|Today's combination: pinto beans, white rice, crushed coriander.|
This is less a recipe than a technique. Beans & Rice is such a staple for me, I make it literally dozens of ways. It depends on what I have in the house. Sometimes it's spicy black beans with brown rice, topped with diced avocado and a squeeze of lime. Sometimes it's red beans with white rice, carrots, and bell peppers, garnished with sliced green onions. Many times I add coconut milk (not today) or finish the dish in the oven (not today).
Today, I had dried pinto beans, Arborio rice, onion, celery, garlic, and a can of tomatoes. If I had had them, I would have added carrots, which make any bean dish sweeter and more colorful. But I didn't. So I worked with what I had. (There is a life-lesson in this, methinks. But this is a cooking blog, so I will leave you to your own reflections.)
I always have vegetable stock and a variety of spices in the house. And as long as I have some aromatics (at least an onion), some beans (canned or dried), and some kind of rice, I can make this--without having to grocery shop!--in almost no time. It's cheap, delicious, filling, and healthy. You can eat it as is, stuff it into tortillas, or use it as a dip for corn chips.

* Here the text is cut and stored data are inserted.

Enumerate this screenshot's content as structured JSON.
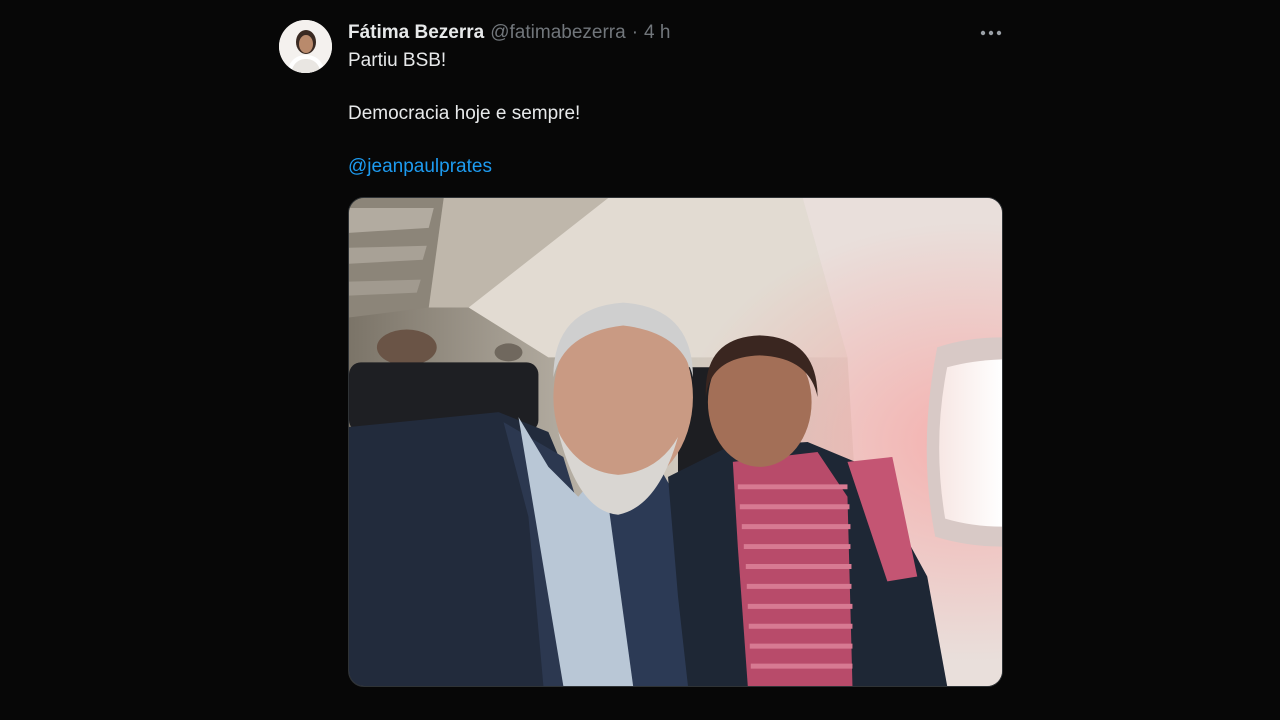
{
  "tweet": {
    "author_name": "Fátima Bezerra",
    "author_handle": "@fatimabezerra",
    "separator": "·",
    "timestamp": "4 h",
    "more_icon": "more-horizontal-icon",
    "lines": {
      "line1": "Partiu BSB!",
      "line2": "Democracia hoje e sempre!",
      "mention": "@jeanpaulprates"
    }
  },
  "colors": {
    "background": "#070707",
    "text": "#e7e9ea",
    "secondary_text": "#71767b",
    "link": "#1d9bf0"
  }
}
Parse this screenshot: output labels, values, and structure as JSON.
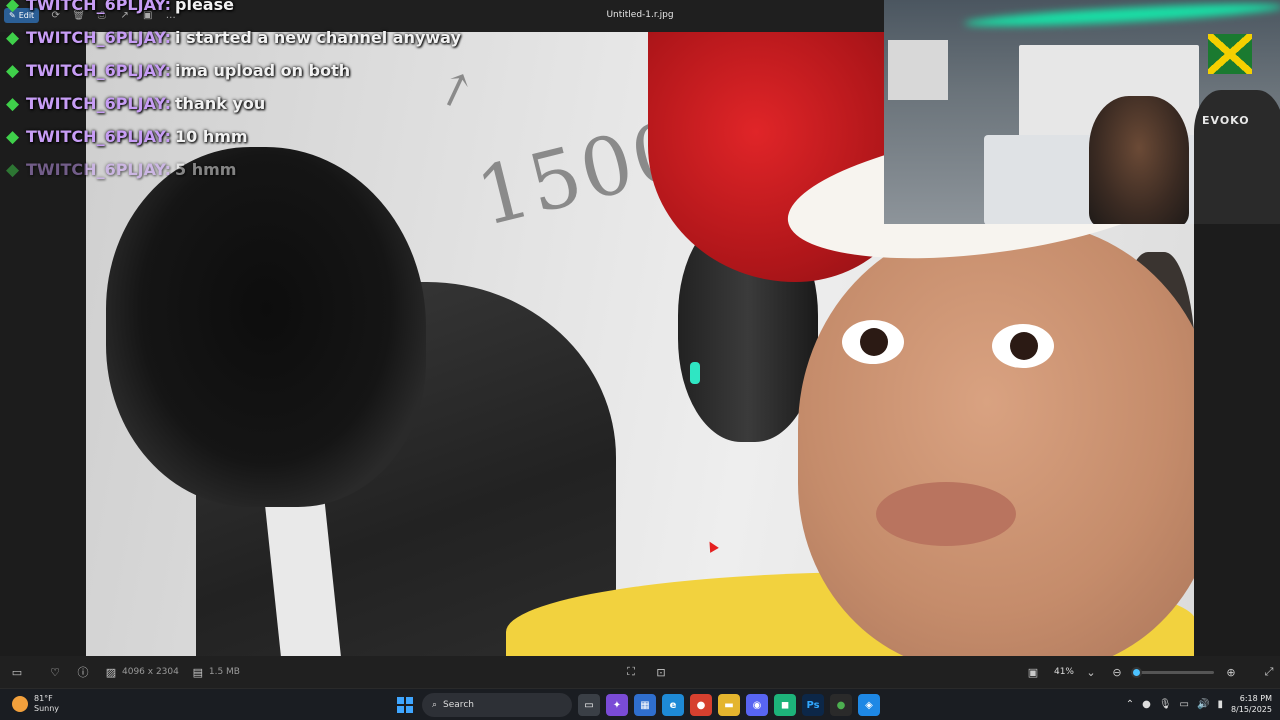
{
  "viewer": {
    "file_title": "Untitled-1.r.jpg",
    "edit_label": "Edit",
    "dimensions": "4096 x 2304",
    "file_size": "1.5 MB",
    "zoom_label": "41%",
    "zoom_level": 0.05
  },
  "chat": {
    "messages": [
      {
        "user": "TWITCH_6PLJAY:",
        "text": "please"
      },
      {
        "user": "TWITCH_6PLJAY:",
        "text": "i started a new channel anyway"
      },
      {
        "user": "TWITCH_6PLJAY:",
        "text": "ima upload on both"
      },
      {
        "user": "TWITCH_6PLJAY:",
        "text": "thank you"
      },
      {
        "user": "TWITCH_6PLJAY:",
        "text": "10 hmm"
      },
      {
        "user": "TWITCH_6PLJAY:",
        "text": "5 hmm"
      }
    ]
  },
  "photo": {
    "scribble_number": "1500",
    "chair_brand": "EVOKO"
  },
  "taskbar": {
    "weather_temp": "81°F",
    "weather_desc": "Sunny",
    "search_label": "Search",
    "time": "6:18 PM",
    "date": "8/15/2025",
    "ps_label": "Ps"
  },
  "colors": {
    "accent": "#4cc2ff",
    "chat_user": "#c79df5",
    "badge": "#3fd04a"
  }
}
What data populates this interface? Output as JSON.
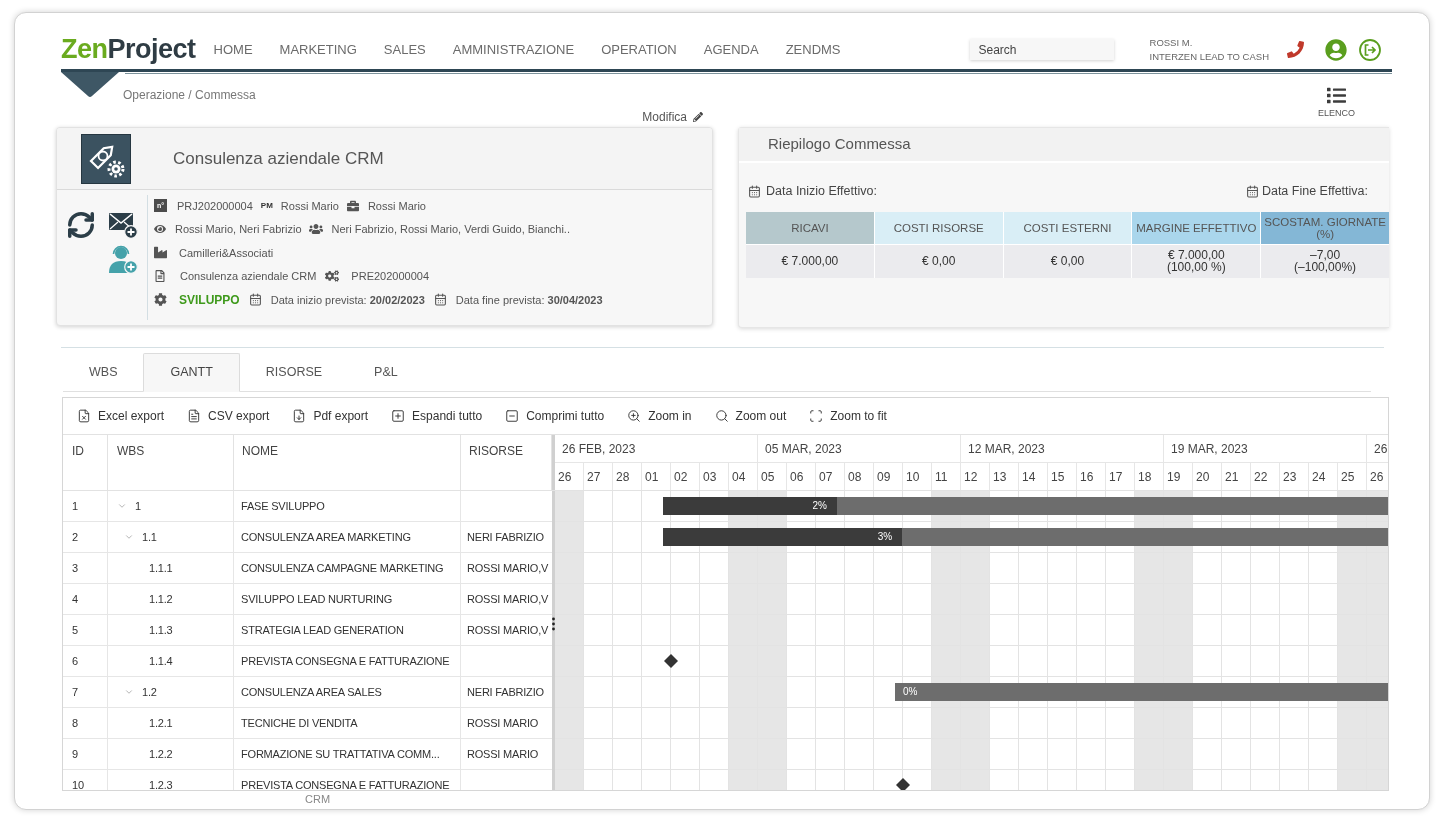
{
  "header": {
    "logo": {
      "part_1": "Zen",
      "part_2": "Project"
    },
    "nav": [
      "HOME",
      "MARKETING",
      "SALES",
      "AMMINISTRAZIONE",
      "OPERATION",
      "AGENDA",
      "ZENDMS"
    ],
    "search": {
      "placeholder": "Search"
    },
    "user": {
      "name": "ROSSI M.",
      "company": "INTERZEN LEAD TO CASH"
    }
  },
  "breadcrumb": "Operazione / Commessa",
  "list_button": {
    "label": "ELENCO"
  },
  "edit_link": {
    "label": "Modifica"
  },
  "project": {
    "title": "Consulenza aziendale CRM",
    "number_label": "n°",
    "code": "PRJ202000004",
    "pm_label": "PM",
    "manager": "Rossi Mario",
    "owner": "Rossi Mario",
    "watchers": "Rossi Mario, Neri Fabrizio",
    "team": "Neri Fabrizio, Rossi Mario, Verdi Guido, Bianchi..",
    "client": "Camilleri&Associati",
    "offer": "Consulenza aziendale CRM",
    "offer_code": "PRE202000004",
    "status": "SVILUPPO",
    "planned_start": "Data inizio prevista: **20/02/2023**",
    "planned_end": "Data fine prevista: **30/04/2023**"
  },
  "summary": {
    "title": "Riepilogo Commessa",
    "start_label": "Data Inizio Effettivo:",
    "end_label": "Data Fine Effettiva:",
    "columns": [
      {
        "header": "RICAVI",
        "color": "#b5c8cc",
        "lines": [
          "€ 7.000,00"
        ]
      },
      {
        "header": "COSTI RISORSE",
        "color": "#d9eef6",
        "lines": [
          "€ 0,00"
        ]
      },
      {
        "header": "COSTI ESTERNI",
        "color": "#d9eef6",
        "lines": [
          "€ 0,00"
        ]
      },
      {
        "header": "MARGINE EFFETTIVO",
        "color": "#aad6ec",
        "lines": [
          "€ 7.000,00",
          "(100,00 %)"
        ]
      },
      {
        "header": "SCOSTAM. GIORNATE (%)",
        "color": "#84b7d6",
        "lines": [
          "–7,00",
          "(–100,00%)"
        ]
      }
    ]
  },
  "tabs": [
    {
      "label": "WBS",
      "selected": false
    },
    {
      "label": "GANTT",
      "selected": true
    },
    {
      "label": "RISORSE",
      "selected": false
    },
    {
      "label": "P&L",
      "selected": false
    }
  ],
  "toolbar": [
    {
      "label": "Excel export",
      "kind": "excel"
    },
    {
      "label": "CSV export",
      "kind": "csv"
    },
    {
      "label": "Pdf export",
      "kind": "pdf"
    },
    {
      "label": "Espandi tutto",
      "kind": "expand"
    },
    {
      "label": "Comprimi tutto",
      "kind": "collapse"
    },
    {
      "label": "Zoom in",
      "kind": "zoom_in"
    },
    {
      "label": "Zoom out",
      "kind": "zoom_out"
    },
    {
      "label": "Zoom to fit",
      "kind": "fit"
    }
  ],
  "gantt": {
    "columns": [
      "ID",
      "WBS",
      "NOME",
      "RISORSE"
    ],
    "weeks": [
      "26 FEB, 2023",
      "05 MAR, 2023",
      "12 MAR, 2023",
      "19 MAR, 2023",
      "26"
    ],
    "days": [
      {
        "label": "26",
        "weekend": true
      },
      {
        "label": "27",
        "weekend": false
      },
      {
        "label": "28",
        "weekend": false
      },
      {
        "label": "01",
        "weekend": false
      },
      {
        "label": "02",
        "weekend": false
      },
      {
        "label": "03",
        "weekend": false
      },
      {
        "label": "04",
        "weekend": true
      },
      {
        "label": "05",
        "weekend": true
      },
      {
        "label": "06",
        "weekend": false
      },
      {
        "label": "07",
        "weekend": false
      },
      {
        "label": "08",
        "weekend": false
      },
      {
        "label": "09",
        "weekend": false
      },
      {
        "label": "10",
        "weekend": false
      },
      {
        "label": "11",
        "weekend": true
      },
      {
        "label": "12",
        "weekend": true
      },
      {
        "label": "13",
        "weekend": false
      },
      {
        "label": "14",
        "weekend": false
      },
      {
        "label": "15",
        "weekend": false
      },
      {
        "label": "16",
        "weekend": false
      },
      {
        "label": "17",
        "weekend": false
      },
      {
        "label": "18",
        "weekend": true
      },
      {
        "label": "19",
        "weekend": true
      },
      {
        "label": "20",
        "weekend": false
      },
      {
        "label": "21",
        "weekend": false
      },
      {
        "label": "22",
        "weekend": false
      },
      {
        "label": "23",
        "weekend": false
      },
      {
        "label": "24",
        "weekend": false
      },
      {
        "label": "25",
        "weekend": true
      },
      {
        "label": "26",
        "weekend": true
      }
    ],
    "rows": [
      {
        "id": "1",
        "wbs": "1",
        "name": "FASE SVILUPPO",
        "expanded": true,
        "bar": {
          "kind": "task",
          "label": "2%",
          "level": 0.24
        },
        "children": [
          {
            "id": "2",
            "wbs": "1.1",
            "name": "CONSULENZA AREA MARKETING",
            "resources": "NERI FABRIZIO",
            "expanded": true,
            "bar": {
              "kind": "task",
              "label": "3%",
              "level": 0.33
            },
            "children": [
              {
                "id": "3",
                "wbs": "1.1.1",
                "name": "CONSULENZA CAMPAGNE MARKETING",
                "resources": "ROSSI MARIO,V"
              },
              {
                "id": "4",
                "wbs": "1.1.2",
                "name": "SVILUPPO LEAD NURTURING",
                "resources": "ROSSI MARIO,V"
              },
              {
                "id": "5",
                "wbs": "1.1.3",
                "name": "STRATEGIA LEAD GENERATION",
                "resources": "ROSSI MARIO,V"
              },
              {
                "id": "6",
                "wbs": "1.1.4",
                "name": "PREVISTA CONSEGNA E FATTURAZIONE",
                "bar": {
                  "kind": "milestone"
                }
              }
            ]
          },
          {
            "id": "7",
            "wbs": "1.2",
            "name": "CONSULENZA AREA SALES",
            "resources": "NERI FABRIZIO",
            "expanded": true,
            "bar": {
              "kind": "task",
              "label": "0%"
            },
            "children": [
              {
                "id": "8",
                "wbs": "1.2.1",
                "name": "TECNICHE DI VENDITA",
                "resources": "ROSSI MARIO"
              },
              {
                "id": "9",
                "wbs": "1.2.2",
                "name": "FORMAZIONE SU TRATTATIVA COMM...",
                "resources": "ROSSI MARIO"
              },
              {
                "id": "10",
                "wbs": "1.2.3",
                "name": "PREVISTA CONSEGNA E FATTURAZIONE",
                "bar": {
                  "kind": "milestone"
                }
              }
            ]
          }
        ]
      }
    ]
  },
  "footer": {
    "text": "CRM"
  }
}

With dried beans, it takes a couple of hours to make Beans & Rice. With canned beans, I can make it in 40 minutes.
Beans & Rice, Today's Way
The key to a good Beans & Rice dish is the seasoning. Especially if you're using dried beans (which I recommend, if you have the time), you need to add quite a bit of salt. Lots of black pepper and crushed red pepper flakes. Cumin, oregano. And here, the star seasoning is crushed coriander seeds.
I don't bother soaking dried beans anymore; I just cook 'em until they're done. But you can soak yours if you want. It will cut the cooking time a bit.
2 cups gluten-free vegetable stock
1 cup Arborio rice (or whatever rice you have)
1/2 lb dried pinto beans
1 tsbp vegetable oil
1 onion, chopped
5 celery stalks, chopped
2 cloves garlic, minced
2 tsp coriander seeds, crushed in a mortar and pestle
1 tsp dried cumin
1/4 tsp crushed red pepper (more or less to taste)
at least 2 tsp salt, plus more for cooking the beans, and lots of black pepper (to taste)
1 14-oz can whole or diced tomatoes, with juice
Cook the rice, using half of the vegetable stock, in your usual way. (I use less water than most package instructions recommend; I like my rice al dente, not mushy.)
Cover the beans with several inches of water and bring to a boil. Reduce the heat, partially cover, and cook until tender, about 1 hour to 90 minutes. Add a huge scoop of salt near the end--I use probably a tablespoon. Taste a bean every now and then to ensure you don't overcook them. Mushy beans are not good beans.
When the beans are nearly done, heat the oil in a cast-iron pot (I use a Le Creuset) or large skillet with deep sides. The heat should be medium-high. Add the onions and celery and saute, stirring, for about 8 minutes, or until tender and translucent. Add a heaping teaspoon of salt and some pepper. Then add the garlic and stir for another minute. Add the crushed coriander seeds, cumin, crushed red pepper, and some more salt and pepper, and stir for 30 seconds or so. Things should smell very fragrant!
Add the tomatoes, breaking them up with a wooden spoon right in the pot if they are whole. Add the beans and, if things look too dry, a little bit of the water you cooked the beans in. Or add more stock. Stir everything well, lower the heat, and simmer for 30 minutes or until--as they say--the "flavors marry." Taste, and adjust the seasoning (you will likely need to add more salt).
By now your rice should be done. Serve the soupy beans over the rice, and eat them up.